Northern Voices Online reports, Public Health officials are actually trying to figure out as to how the woman was exposed to measles. Although her immunization status has not been disclosed,  Toronto Public Health spokesperson Jennifer Veenboer said, “We’re continuing to investigate all aspects of this latest case as we have been with all the other cases”.

The measles virus causes a fever, rash, cough, red watery eyes and a runny nose. The red rash starts on the face and spreads to the rest of the body. Most people with measles are sick for up to 10 days and then recover completely. Symptoms are more severe for infants and adults. Measles can lead to ear infections, lung infection (pneumonia), an infection of the brain (encephalitis), and death. Pregnant women with measles can have premature delivery and miscarriages. Measles does not cause birth defects.

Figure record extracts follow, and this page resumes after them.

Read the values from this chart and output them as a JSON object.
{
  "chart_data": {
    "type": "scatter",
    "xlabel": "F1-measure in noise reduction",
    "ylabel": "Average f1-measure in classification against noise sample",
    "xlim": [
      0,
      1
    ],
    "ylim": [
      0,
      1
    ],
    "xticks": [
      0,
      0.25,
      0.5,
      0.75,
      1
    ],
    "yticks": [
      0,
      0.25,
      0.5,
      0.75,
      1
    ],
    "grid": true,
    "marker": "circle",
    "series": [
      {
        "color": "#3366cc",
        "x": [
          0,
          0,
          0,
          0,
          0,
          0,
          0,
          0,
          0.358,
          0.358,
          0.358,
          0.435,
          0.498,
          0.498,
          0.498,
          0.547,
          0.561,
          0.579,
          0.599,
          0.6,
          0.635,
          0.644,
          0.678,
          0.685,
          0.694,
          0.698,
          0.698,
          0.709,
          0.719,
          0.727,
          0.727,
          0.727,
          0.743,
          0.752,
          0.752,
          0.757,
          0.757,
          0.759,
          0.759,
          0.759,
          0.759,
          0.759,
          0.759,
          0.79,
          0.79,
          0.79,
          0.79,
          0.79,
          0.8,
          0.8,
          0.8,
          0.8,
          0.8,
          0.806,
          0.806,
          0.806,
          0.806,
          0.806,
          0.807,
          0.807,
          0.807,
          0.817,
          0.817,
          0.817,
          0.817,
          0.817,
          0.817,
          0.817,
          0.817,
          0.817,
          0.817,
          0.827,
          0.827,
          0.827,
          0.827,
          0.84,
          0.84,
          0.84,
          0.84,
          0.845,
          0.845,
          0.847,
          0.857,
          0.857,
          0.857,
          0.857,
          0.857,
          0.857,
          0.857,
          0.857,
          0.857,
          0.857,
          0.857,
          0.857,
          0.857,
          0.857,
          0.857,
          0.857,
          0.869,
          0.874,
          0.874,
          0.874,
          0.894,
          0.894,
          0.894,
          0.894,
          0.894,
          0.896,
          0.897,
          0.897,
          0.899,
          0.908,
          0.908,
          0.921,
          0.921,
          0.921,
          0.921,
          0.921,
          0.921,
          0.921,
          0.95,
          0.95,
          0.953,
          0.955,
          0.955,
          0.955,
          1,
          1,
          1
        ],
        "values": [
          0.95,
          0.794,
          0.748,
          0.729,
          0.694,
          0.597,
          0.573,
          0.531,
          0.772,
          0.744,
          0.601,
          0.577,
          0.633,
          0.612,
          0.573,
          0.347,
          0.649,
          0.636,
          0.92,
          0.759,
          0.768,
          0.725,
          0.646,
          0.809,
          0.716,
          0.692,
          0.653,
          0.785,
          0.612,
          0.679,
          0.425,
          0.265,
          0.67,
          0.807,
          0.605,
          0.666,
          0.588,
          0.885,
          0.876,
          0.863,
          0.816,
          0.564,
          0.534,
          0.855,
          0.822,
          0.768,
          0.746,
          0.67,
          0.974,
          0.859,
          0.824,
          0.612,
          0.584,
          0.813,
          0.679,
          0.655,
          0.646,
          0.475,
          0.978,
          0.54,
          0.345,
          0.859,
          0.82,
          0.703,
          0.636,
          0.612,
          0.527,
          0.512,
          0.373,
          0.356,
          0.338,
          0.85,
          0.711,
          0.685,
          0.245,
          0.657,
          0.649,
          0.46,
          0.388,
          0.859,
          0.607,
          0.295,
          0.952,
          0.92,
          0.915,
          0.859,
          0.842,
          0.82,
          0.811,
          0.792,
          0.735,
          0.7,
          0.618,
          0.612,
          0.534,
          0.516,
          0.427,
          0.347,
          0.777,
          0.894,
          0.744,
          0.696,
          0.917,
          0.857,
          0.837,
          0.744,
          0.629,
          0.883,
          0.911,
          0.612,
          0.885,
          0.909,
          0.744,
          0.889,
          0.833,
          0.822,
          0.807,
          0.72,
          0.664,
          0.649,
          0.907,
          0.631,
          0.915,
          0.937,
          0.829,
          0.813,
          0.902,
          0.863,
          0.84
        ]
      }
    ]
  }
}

Measles is easily spread when an infected person coughs or sneezes, spreading droplets that contain the virus into the air. Less commonly, particles from an infected person can stay in the air for long periods of time and infect others in the same room. Measles is one of the easiest viruses to spread from person to person. It is rarely seen in Canada now due to high vaccination rates.

Related: How contagious is measles? Answer: Very

People infected with measles can spread it to others 4 days before to 4 days after the rash appears.